You quoted Wikipedia re: metric spaces. You missed the important part of what you quoted "a notion of distance (called a metric) between elements of the set is defined". Assuming that you want to do physics then the elements of the set should be physical, and there is no notion of distance between physical occurences here as shown in your own drawings.

Of course, if you are not interested in physics you can make an elf-unicorn space and write a Euclidean metric on that space which is entirely disconnected from physics. If you wish to insist that your space propertime has physical meaning and relates to physics then I don't see how you can claim it is a metric space. If I were you, I would rather give up the metric than the connection to physics. As a connection to physics it is pedagogically interesting, as a metric space it is not.

 

[A.T.]

No, it is not. Suppose the decay event occurs at the reunion of the twins in your diagram here: http://www.adamtoons.de/physics/twins.swf The decay event then has one x coordinate but two different t coordinates.

No, the decay event has a unique tau coordinate: the proper time interval of the decayed object, which is independent of the tau coordinates of the twins.

But I agree with your general point you are tying to make here which is:

a single physical event can have an infinite number of proper-time coordinates.

You quoted Wikipedia re: metric spaces. You missed the important part of what you quoted "a notion of distance (called a metric) between elements of the set is defined". Assuming that you want to do physics then the elements of the set should be physical,

I guess that is the main point of disagreement. As I stated before, I don't see how the connection to physics is relevant for purely mathematical properties like being a metric space.

and there is no notion of distance between physical occurences here as shown in your own drawings.

The distance in space-propertime is the coordinate-time interval which is a physical quantity, which could be interpreted as a distance.

Of course, if you are not interested in physics you can make an elf-unicorn space and write a Euclidean metric on that space which is entirely disconnected from physics.

It is not disconnected from physics, it just has a different correspondence to physical concepts.

If you wish to insist that your space propertime has physical meaning and relates to physics then I don't see how you can claim it is a metric space.

Again, I don't see how the connection to physics is relevant for purely mathematical properties like being a metric space.

If I were you, I would rather give up the metric than the connection to physics.

I don't think I have to choose between the two.

As a connection to physics it is pedagogically interesting, as a metric space it is not.
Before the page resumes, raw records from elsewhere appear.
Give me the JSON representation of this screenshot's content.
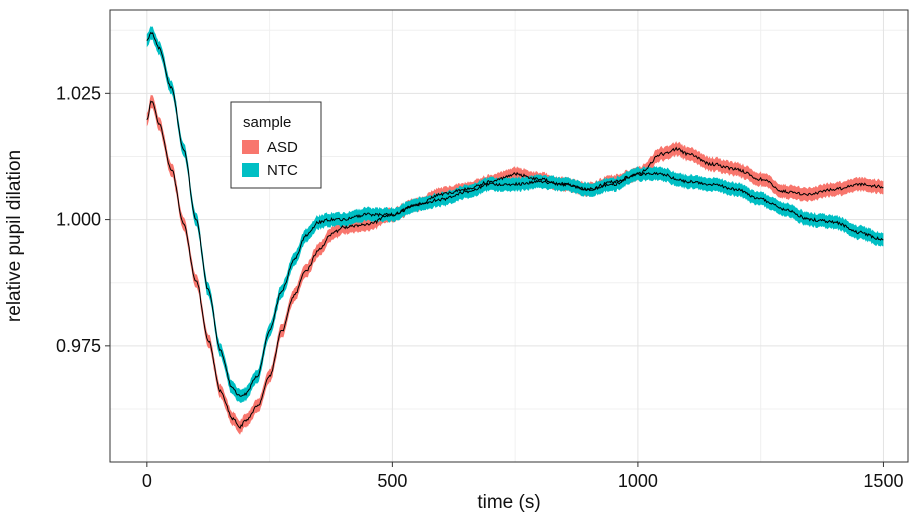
{
  "chart_data": {
    "type": "line",
    "xlabel": "time (s)",
    "ylabel": "relative pupil dilation",
    "xlim": [
      -75,
      1550
    ],
    "ylim": [
      0.952,
      1.0415
    ],
    "x_ticks": [
      0,
      500,
      1000,
      1500
    ],
    "x_tick_labels": [
      "0",
      "500",
      "1000",
      "1500"
    ],
    "y_ticks": [
      0.975,
      1.0,
      1.025
    ],
    "y_tick_labels": [
      "0.975",
      "1.000",
      "1.025"
    ],
    "grid": true,
    "legend": {
      "title": "sample",
      "position": "top-left"
    },
    "series": [
      {
        "name": "ASD",
        "color": "#F8766D",
        "band_halfwidth": 0.0013,
        "x": [
          0,
          10,
          25,
          50,
          75,
          100,
          125,
          150,
          175,
          190,
          200,
          225,
          250,
          275,
          300,
          325,
          350,
          375,
          400,
          450,
          500,
          550,
          600,
          650,
          700,
          750,
          800,
          850,
          900,
          950,
          1000,
          1050,
          1080,
          1100,
          1150,
          1200,
          1250,
          1300,
          1350,
          1400,
          1450,
          1500
        ],
        "values": [
          1.02,
          1.0235,
          1.019,
          1.01,
          0.999,
          0.988,
          0.976,
          0.966,
          0.9605,
          0.959,
          0.96,
          0.963,
          0.969,
          0.978,
          0.985,
          0.99,
          0.994,
          0.997,
          0.9985,
          0.999,
          1.001,
          1.003,
          1.005,
          1.006,
          1.0075,
          1.009,
          1.008,
          1.007,
          1.006,
          1.0075,
          1.009,
          1.013,
          1.014,
          1.013,
          1.011,
          1.01,
          1.008,
          1.0055,
          1.005,
          1.006,
          1.007,
          1.0065
        ]
      },
      {
        "name": "NTC",
        "color": "#00BFC4",
        "band_halfwidth": 0.0013,
        "x": [
          0,
          10,
          25,
          50,
          75,
          100,
          125,
          150,
          175,
          190,
          200,
          225,
          250,
          275,
          300,
          325,
          350,
          375,
          400,
          450,
          500,
          550,
          600,
          650,
          700,
          750,
          800,
          850,
          900,
          950,
          1000,
          1050,
          1080,
          1100,
          1150,
          1200,
          1250,
          1300,
          1350,
          1400,
          1450,
          1500
        ],
        "values": [
          1.0355,
          1.037,
          1.034,
          1.026,
          1.014,
          1.0,
          0.986,
          0.974,
          0.9665,
          0.965,
          0.9655,
          0.969,
          0.978,
          0.986,
          0.992,
          0.997,
          0.9995,
          1.0,
          1.0,
          1.001,
          1.001,
          1.003,
          1.004,
          1.0055,
          1.007,
          1.007,
          1.0075,
          1.007,
          1.006,
          1.007,
          1.009,
          1.009,
          1.008,
          1.0075,
          1.007,
          1.006,
          1.004,
          1.002,
          1.0,
          0.9995,
          0.9975,
          0.996
        ]
      }
    ]
  }
}
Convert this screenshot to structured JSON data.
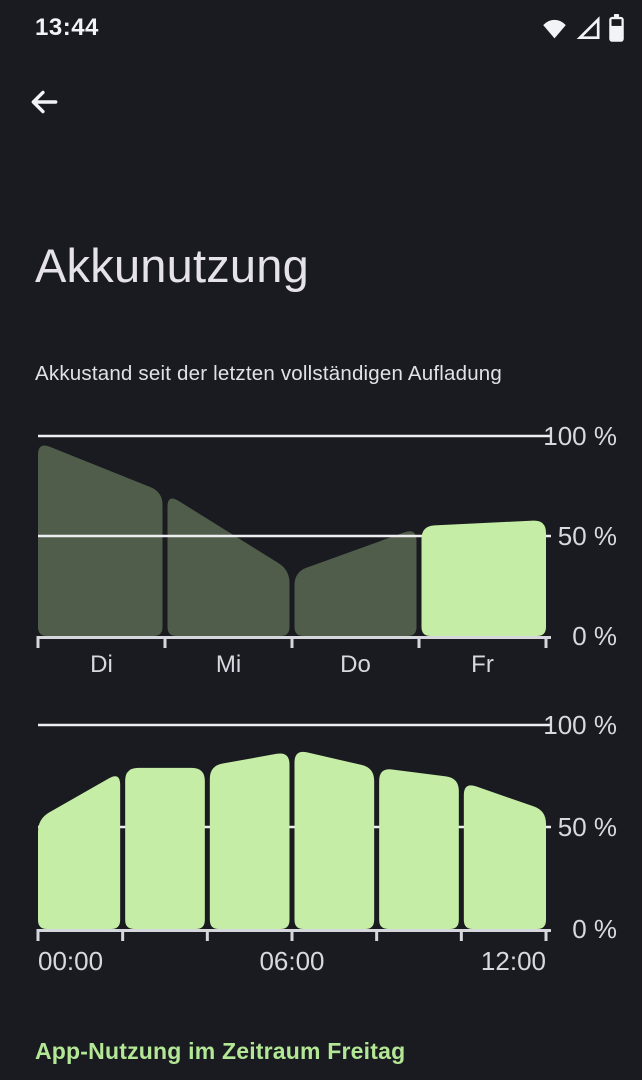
{
  "status_bar": {
    "time": "13:44",
    "icons": [
      "wifi-icon",
      "cellular-signal-icon",
      "battery-icon"
    ]
  },
  "header": {
    "back_label": "Zurück",
    "title": "Akkunutzung"
  },
  "subtitle": "Akkustand seit der letzten vollständigen Aufladung",
  "footer": {
    "heading": "App-Nutzung im Zeitraum Freitag"
  },
  "colors": {
    "background": "#191b20",
    "past_fill": "#515d4b",
    "current_fill": "#c6eda5",
    "grid": "#eceef2",
    "axis": "#d5d7dc",
    "text_axis": "#d7d9e0",
    "text_primary": "#e5e3e9",
    "accent_green": "#b3e795"
  },
  "chart_data": [
    {
      "type": "area",
      "name": "battery-level-by-day",
      "title": "Akkustand seit der letzten vollständigen Aufladung",
      "unit": "%",
      "ylim": [
        0,
        100
      ],
      "grid": "100-and-50-lines",
      "legend": "none",
      "yticks": [
        {
          "value": 100,
          "label": "100 %"
        },
        {
          "value": 50,
          "label": "50 %"
        },
        {
          "value": 0,
          "label": "0 %"
        }
      ],
      "categories": [
        "Di",
        "Mi",
        "Do",
        "Fr"
      ],
      "segments": [
        {
          "label": "Di",
          "start": 97,
          "end": 72,
          "state": "past"
        },
        {
          "label": "Mi",
          "start": 71,
          "end": 33,
          "state": "past"
        },
        {
          "label": "Do",
          "start": 32,
          "end": 54,
          "state": "past"
        },
        {
          "label": "Fr",
          "start": 55,
          "end": 58,
          "state": "current"
        }
      ],
      "x_labels": [
        {
          "text": "Di",
          "seg": 0,
          "anchor": "middle"
        },
        {
          "text": "Mi",
          "seg": 1,
          "anchor": "middle"
        },
        {
          "text": "Do",
          "seg": 2,
          "anchor": "middle"
        },
        {
          "text": "Fr",
          "seg": 3,
          "anchor": "middle"
        }
      ]
    },
    {
      "type": "area",
      "name": "battery-level-today",
      "title": "",
      "unit": "%",
      "ylim": [
        0,
        100
      ],
      "grid": "100-line-50-ticks",
      "legend": "none",
      "yticks": [
        {
          "value": 100,
          "label": "100 %"
        },
        {
          "value": 50,
          "label": "50 %"
        },
        {
          "value": 0,
          "label": "0 %"
        }
      ],
      "categories": [
        "00:00",
        "06:00",
        "12:00"
      ],
      "segments": [
        {
          "start": 54,
          "end": 77,
          "state": "current"
        },
        {
          "start": 79,
          "end": 79,
          "state": "current"
        },
        {
          "start": 80,
          "end": 87,
          "state": "current"
        },
        {
          "start": 88,
          "end": 79,
          "state": "current"
        },
        {
          "start": 79,
          "end": 74,
          "state": "current"
        },
        {
          "start": 72,
          "end": 58,
          "state": "current"
        }
      ],
      "x_labels": [
        {
          "text": "00:00",
          "tick": 0,
          "anchor": "start"
        },
        {
          "text": "06:00",
          "tick": 3,
          "anchor": "middle"
        },
        {
          "text": "12:00",
          "tick": 6,
          "anchor": "end"
        }
      ]
    }
  ]
}
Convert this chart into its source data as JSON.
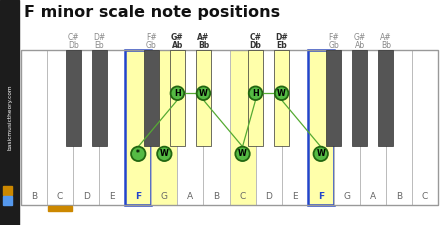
{
  "title": "F minor scale note positions",
  "white_notes": [
    "B",
    "C",
    "D",
    "E",
    "F",
    "G",
    "A",
    "B",
    "C",
    "D",
    "E",
    "F",
    "G",
    "A",
    "B",
    "C"
  ],
  "bk_labels_top": [
    "C#",
    "D#",
    "F#",
    "G#",
    "A#",
    "C#",
    "D#",
    "F#",
    "G#",
    "A#"
  ],
  "bk_labels_bot": [
    "Db",
    "Eb",
    "Gb",
    "Ab",
    "Bb",
    "Db",
    "Eb",
    "Gb",
    "Ab",
    "Bb"
  ],
  "black_key_after_white": [
    1,
    2,
    4,
    5,
    6,
    8,
    9,
    11,
    12,
    13
  ],
  "highlighted_whites": [
    4,
    5,
    8,
    11
  ],
  "highlighted_blacks": [
    3,
    4,
    5,
    6
  ],
  "blue_border_whites": [
    4,
    11
  ],
  "bold_black_keys": [
    3,
    4,
    5,
    6
  ],
  "sidebar_color": "#1c1c1c",
  "sidebar_text_color": "#ffffff",
  "sidebar_text": "basicmusictheory.com",
  "orange_sq_color": "#cc8800",
  "blue_sq_color": "#5599ee",
  "white_key_color": "#ffffff",
  "highlight_yellow": "#ffffaa",
  "black_key_color": "#555555",
  "highlight_yellow_black": "#ffffaa",
  "green_fill": "#55bb44",
  "green_edge": "#226611",
  "blue_border_color": "#2244cc",
  "label_normal_color": "#888888",
  "label_bold_color": "#333333",
  "note_label_normal": "#666666",
  "note_label_blue": "#2244cc",
  "connector_color": "#55aa33",
  "orange_bar_color": "#cc8800",
  "piano_border_color": "#999999",
  "key_border_color": "#bbbbbb"
}
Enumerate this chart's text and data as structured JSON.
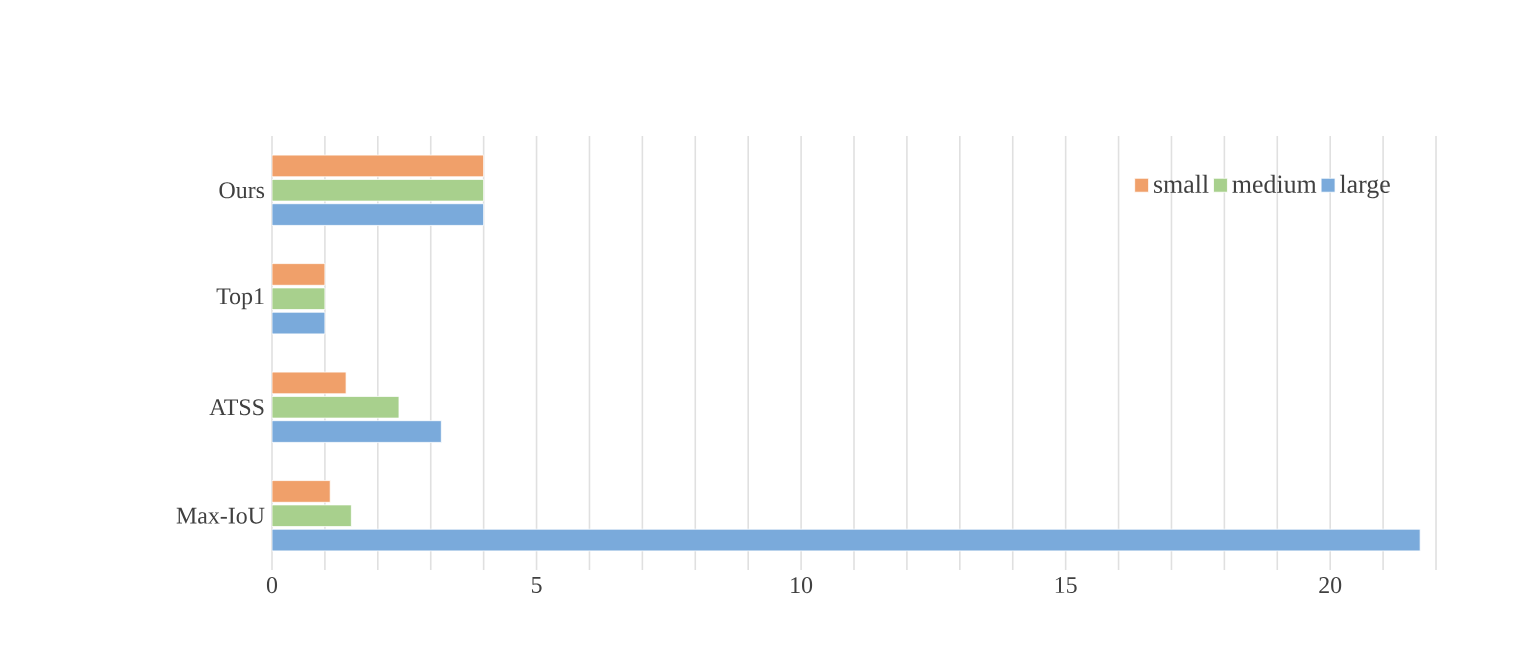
{
  "chart_data": {
    "type": "bar",
    "orientation": "horizontal",
    "categories": [
      "Ours",
      "Top1",
      "ATSS",
      "Max-IoU"
    ],
    "series": [
      {
        "name": "small",
        "color": "#f0a06a",
        "values": [
          4,
          1,
          1.4,
          1.1
        ]
      },
      {
        "name": "medium",
        "color": "#a8d08d",
        "values": [
          4,
          1,
          2.4,
          1.5
        ]
      },
      {
        "name": "large",
        "color": "#7aaadb",
        "values": [
          4,
          1,
          3.2,
          21.7
        ]
      }
    ],
    "xlim": [
      0,
      22
    ],
    "xticks": [
      0,
      {
        "value": 1,
        "label": null
      },
      {
        "value": 2,
        "label": null
      },
      {
        "value": 3,
        "label": null
      },
      {
        "value": 4,
        "label": null
      },
      5,
      {
        "value": 6,
        "label": null
      },
      {
        "value": 7,
        "label": null
      },
      {
        "value": 8,
        "label": null
      },
      {
        "value": 9,
        "label": null
      },
      10,
      {
        "value": 11,
        "label": null
      },
      {
        "value": 12,
        "label": null
      },
      {
        "value": 13,
        "label": null
      },
      {
        "value": 14,
        "label": null
      },
      15,
      {
        "value": 16,
        "label": null
      },
      {
        "value": 17,
        "label": null
      },
      {
        "value": 18,
        "label": null
      },
      {
        "value": 19,
        "label": null
      },
      20,
      {
        "value": 21,
        "label": null
      },
      {
        "value": 22,
        "label": null
      }
    ],
    "grid": "x",
    "legend": "top right"
  }
}
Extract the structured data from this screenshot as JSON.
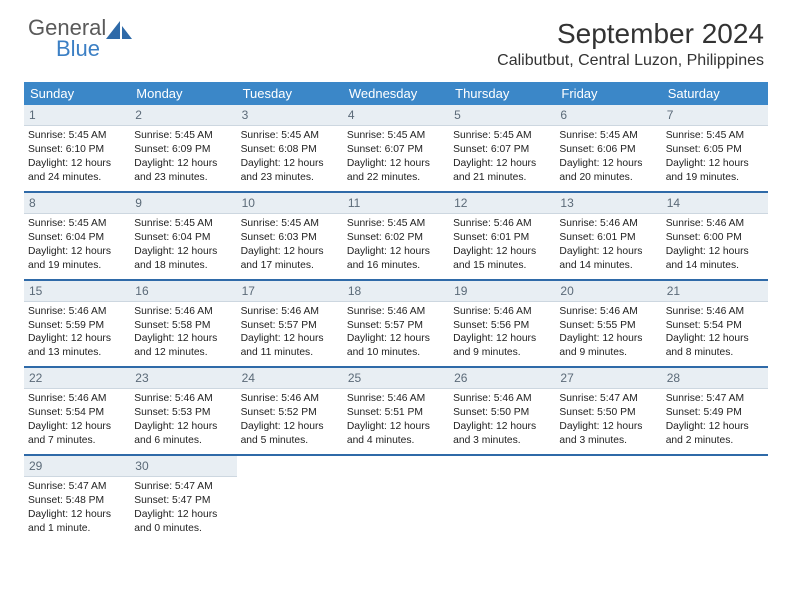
{
  "brand": {
    "line1": "General",
    "line2": "Blue"
  },
  "title": "September 2024",
  "location": "Calibutbut, Central Luzon, Philippines",
  "header_bg": "#3b87c8",
  "accent_rule": "#2f6aa8",
  "daynum_bg": "#e8eef3",
  "weekdays": [
    "Sunday",
    "Monday",
    "Tuesday",
    "Wednesday",
    "Thursday",
    "Friday",
    "Saturday"
  ],
  "weeks": [
    [
      {
        "n": "1",
        "sr": "Sunrise: 5:45 AM",
        "ss": "Sunset: 6:10 PM",
        "d1": "Daylight: 12 hours",
        "d2": "and 24 minutes."
      },
      {
        "n": "2",
        "sr": "Sunrise: 5:45 AM",
        "ss": "Sunset: 6:09 PM",
        "d1": "Daylight: 12 hours",
        "d2": "and 23 minutes."
      },
      {
        "n": "3",
        "sr": "Sunrise: 5:45 AM",
        "ss": "Sunset: 6:08 PM",
        "d1": "Daylight: 12 hours",
        "d2": "and 23 minutes."
      },
      {
        "n": "4",
        "sr": "Sunrise: 5:45 AM",
        "ss": "Sunset: 6:07 PM",
        "d1": "Daylight: 12 hours",
        "d2": "and 22 minutes."
      },
      {
        "n": "5",
        "sr": "Sunrise: 5:45 AM",
        "ss": "Sunset: 6:07 PM",
        "d1": "Daylight: 12 hours",
        "d2": "and 21 minutes."
      },
      {
        "n": "6",
        "sr": "Sunrise: 5:45 AM",
        "ss": "Sunset: 6:06 PM",
        "d1": "Daylight: 12 hours",
        "d2": "and 20 minutes."
      },
      {
        "n": "7",
        "sr": "Sunrise: 5:45 AM",
        "ss": "Sunset: 6:05 PM",
        "d1": "Daylight: 12 hours",
        "d2": "and 19 minutes."
      }
    ],
    [
      {
        "n": "8",
        "sr": "Sunrise: 5:45 AM",
        "ss": "Sunset: 6:04 PM",
        "d1": "Daylight: 12 hours",
        "d2": "and 19 minutes."
      },
      {
        "n": "9",
        "sr": "Sunrise: 5:45 AM",
        "ss": "Sunset: 6:04 PM",
        "d1": "Daylight: 12 hours",
        "d2": "and 18 minutes."
      },
      {
        "n": "10",
        "sr": "Sunrise: 5:45 AM",
        "ss": "Sunset: 6:03 PM",
        "d1": "Daylight: 12 hours",
        "d2": "and 17 minutes."
      },
      {
        "n": "11",
        "sr": "Sunrise: 5:45 AM",
        "ss": "Sunset: 6:02 PM",
        "d1": "Daylight: 12 hours",
        "d2": "and 16 minutes."
      },
      {
        "n": "12",
        "sr": "Sunrise: 5:46 AM",
        "ss": "Sunset: 6:01 PM",
        "d1": "Daylight: 12 hours",
        "d2": "and 15 minutes."
      },
      {
        "n": "13",
        "sr": "Sunrise: 5:46 AM",
        "ss": "Sunset: 6:01 PM",
        "d1": "Daylight: 12 hours",
        "d2": "and 14 minutes."
      },
      {
        "n": "14",
        "sr": "Sunrise: 5:46 AM",
        "ss": "Sunset: 6:00 PM",
        "d1": "Daylight: 12 hours",
        "d2": "and 14 minutes."
      }
    ],
    [
      {
        "n": "15",
        "sr": "Sunrise: 5:46 AM",
        "ss": "Sunset: 5:59 PM",
        "d1": "Daylight: 12 hours",
        "d2": "and 13 minutes."
      },
      {
        "n": "16",
        "sr": "Sunrise: 5:46 AM",
        "ss": "Sunset: 5:58 PM",
        "d1": "Daylight: 12 hours",
        "d2": "and 12 minutes."
      },
      {
        "n": "17",
        "sr": "Sunrise: 5:46 AM",
        "ss": "Sunset: 5:57 PM",
        "d1": "Daylight: 12 hours",
        "d2": "and 11 minutes."
      },
      {
        "n": "18",
        "sr": "Sunrise: 5:46 AM",
        "ss": "Sunset: 5:57 PM",
        "d1": "Daylight: 12 hours",
        "d2": "and 10 minutes."
      },
      {
        "n": "19",
        "sr": "Sunrise: 5:46 AM",
        "ss": "Sunset: 5:56 PM",
        "d1": "Daylight: 12 hours",
        "d2": "and 9 minutes."
      },
      {
        "n": "20",
        "sr": "Sunrise: 5:46 AM",
        "ss": "Sunset: 5:55 PM",
        "d1": "Daylight: 12 hours",
        "d2": "and 9 minutes."
      },
      {
        "n": "21",
        "sr": "Sunrise: 5:46 AM",
        "ss": "Sunset: 5:54 PM",
        "d1": "Daylight: 12 hours",
        "d2": "and 8 minutes."
      }
    ],
    [
      {
        "n": "22",
        "sr": "Sunrise: 5:46 AM",
        "ss": "Sunset: 5:54 PM",
        "d1": "Daylight: 12 hours",
        "d2": "and 7 minutes."
      },
      {
        "n": "23",
        "sr": "Sunrise: 5:46 AM",
        "ss": "Sunset: 5:53 PM",
        "d1": "Daylight: 12 hours",
        "d2": "and 6 minutes."
      },
      {
        "n": "24",
        "sr": "Sunrise: 5:46 AM",
        "ss": "Sunset: 5:52 PM",
        "d1": "Daylight: 12 hours",
        "d2": "and 5 minutes."
      },
      {
        "n": "25",
        "sr": "Sunrise: 5:46 AM",
        "ss": "Sunset: 5:51 PM",
        "d1": "Daylight: 12 hours",
        "d2": "and 4 minutes."
      },
      {
        "n": "26",
        "sr": "Sunrise: 5:46 AM",
        "ss": "Sunset: 5:50 PM",
        "d1": "Daylight: 12 hours",
        "d2": "and 3 minutes."
      },
      {
        "n": "27",
        "sr": "Sunrise: 5:47 AM",
        "ss": "Sunset: 5:50 PM",
        "d1": "Daylight: 12 hours",
        "d2": "and 3 minutes."
      },
      {
        "n": "28",
        "sr": "Sunrise: 5:47 AM",
        "ss": "Sunset: 5:49 PM",
        "d1": "Daylight: 12 hours",
        "d2": "and 2 minutes."
      }
    ],
    [
      {
        "n": "29",
        "sr": "Sunrise: 5:47 AM",
        "ss": "Sunset: 5:48 PM",
        "d1": "Daylight: 12 hours",
        "d2": "and 1 minute."
      },
      {
        "n": "30",
        "sr": "Sunrise: 5:47 AM",
        "ss": "Sunset: 5:47 PM",
        "d1": "Daylight: 12 hours",
        "d2": "and 0 minutes."
      },
      null,
      null,
      null,
      null,
      null
    ]
  ]
}
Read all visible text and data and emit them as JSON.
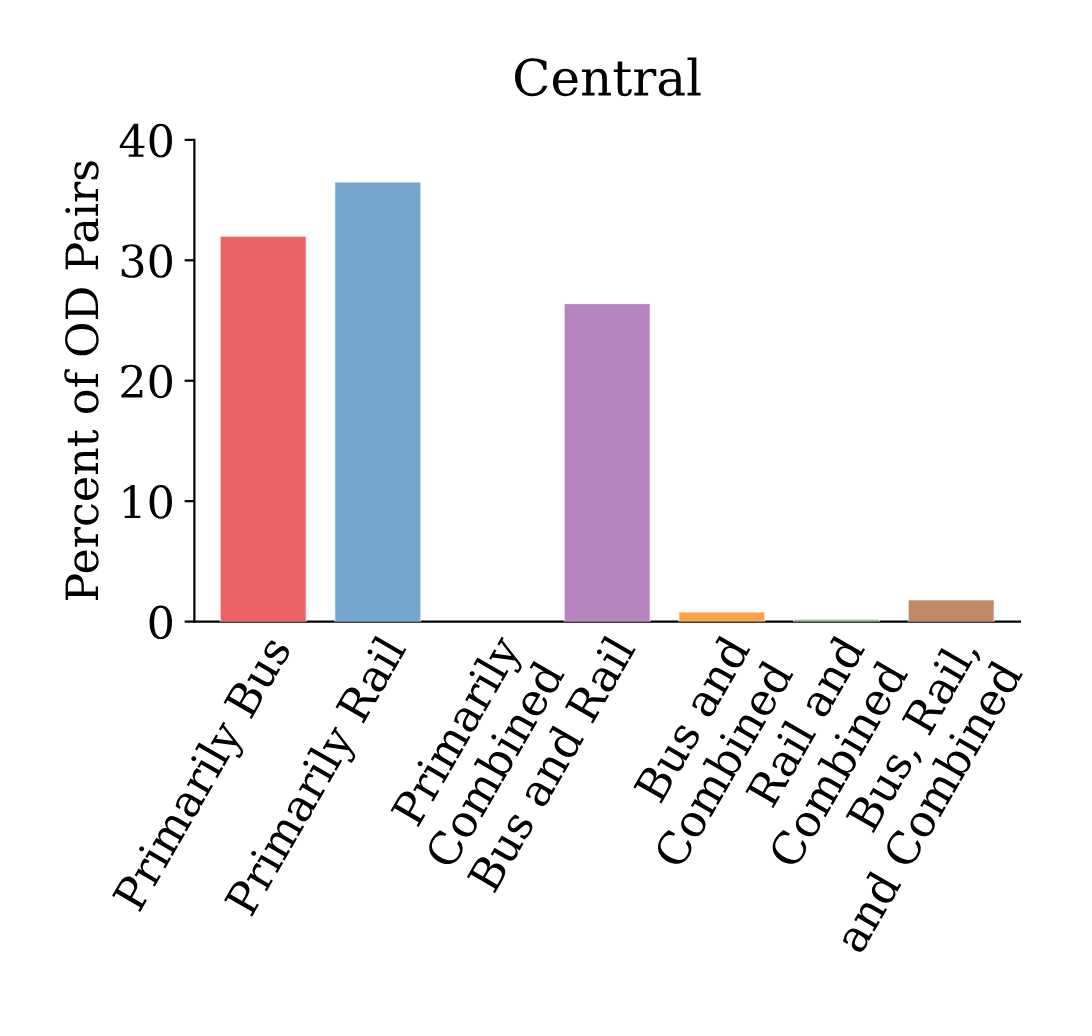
{
  "chart_data": {
    "type": "bar",
    "title": "Central",
    "ylabel": "Percent of OD Pairs",
    "categories": [
      "Primarily Bus",
      "Primarily Rail",
      "Primarily\nCombined",
      "Bus and Rail",
      "Bus and\nCombined",
      "Rail and\nCombined",
      "Bus, Rail,\nand Combined"
    ],
    "values": [
      32.0,
      36.5,
      null,
      26.4,
      0.8,
      0.2,
      1.8
    ],
    "colors": [
      "#ec6264",
      "#74a6cd",
      null,
      "#b684bf",
      "#fea348",
      "#8cc98a",
      "#c08a69"
    ],
    "ylim": [
      0,
      40
    ],
    "yticks": [
      0,
      10,
      20,
      30,
      40
    ],
    "grid": false,
    "legend": false
  }
}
That might be true. It might not be pedagogically interesting to use the metric space property of space-propertime, because it doesn't fit with the intuitive understanding of physical distances. But that doesn't mean that space-propertime is not a metric space.

If propertime can be interpreted as a distance "traveled" by individual objects (as is the case in Minkowski space time), then why cannot coordinate time be interpreted as a distance "traveled" by all objects (as is the case in space-propertime)? I don't see how the later is fundamentally different or less intuitive than the former.

 

[nada1]

If this is old hat it fits. The simplest answer to time's nature is to define it exactly as its three fellows, ie distance, unit the meter. Feynman suggested this but did so only for temporary convenience. But if you do say that the unit of time is the time required for light to travel one meter, then the consequences for a unit system are lovely. Energy and mass identical, momentum segues into energy, fruit fairly flies off the tree. Back to some of the responses, I read a few and wholeheartedly agree with Feynman's answer to somebody asking him to explain time. He said it's way too complicated for me to do that for you. Or words to that effect. Anyway, basing a unit system on the presumption that time is, well, "metric" has so many obvious advantates for the student of electromagnetism that mention here surely is old hat. It fits because I'm old.